Subraya los peligros y consecuencias de la desintegración de la familia en África

CIUDAD DEL VATICANO, viernes, 10 junio 2005 (ZENIT.org).- La fidelidad y la castidad, son el medio infalible para prevenir la expansión del sida, afirmó este viernes Benedicto XVI al recibir a los obispos de Sudáfrica, Botswana, Swazilandia, Namibia y Lesotho.

«Comparto con vosotros vuestra profunda preocupación por la devastación causada por el sida y las enfermedades relacionadas», dijo el pontífice en el discurso que les dirigió en inglés.

«Rezo en especial por las viudas, los huérfanos, las madres jóvenes y por aquellos cuyas vidas han quedado hechas añicos a causa de esta epidemia cruel», aseguró.

Al mismo tiempo, alentó a los prelados a continuar en su esfuerzo por «luchar contra este virus que no sólo mata, sino que amenaza seriamente a la economía y a la estabilidad social del continente».

«La Iglesia católica siempre ha estado en la frontera tanto en la prevención como en el tratamiento de esta enfermedad», añadió. El 25 por ciento de los enfermos de sida son atendidos en el mundo por instituciones católicas.

En los países del sur de ese continente la Iglesia también tiene un papel protagonista en la asistencia a pesar de que los católicos son pequeñas minorías: en Sudáfrica son el 7%, en Botswana el 5,1%, en Swazilandia el 5,4%, en Namibia el 20,1% y en Lesotho el 41,3%.

Benedicto XVI aseguró a los prelados que «la enseñanza tradicional de la Iglesia se ha demostrado como el único medio infalible para prevenir la expansión de VIH/sida».

«Por esta razón, el compañerismo, la alegría, la felicidad y la paz que el matrimonio y la fidelidad cristianas ofrecen, así como la garantía que ofrece la castidad, deben ser continuamente presentados a los fieles, en particular a los jóvenes», propuso.

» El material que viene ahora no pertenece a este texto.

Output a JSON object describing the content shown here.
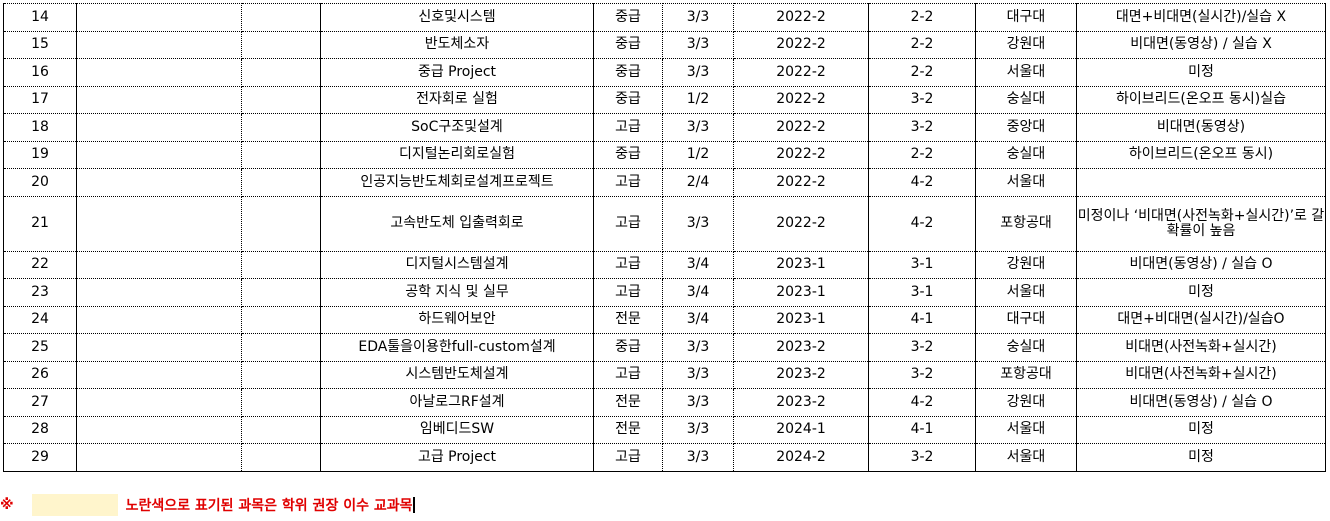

Por este motivo, reconoció su «gran preocupación» al constatar que «el tejido de la vida africana, su auténtica fuente de esperanza y estabilidad», la familia, «esté amenazada por el divorcio, el aborto, la prostitución, el tráfico de seres humanos y la mentalidad anticonceptiva, elementos todos que contribuyen una ruptura de la moral sexual».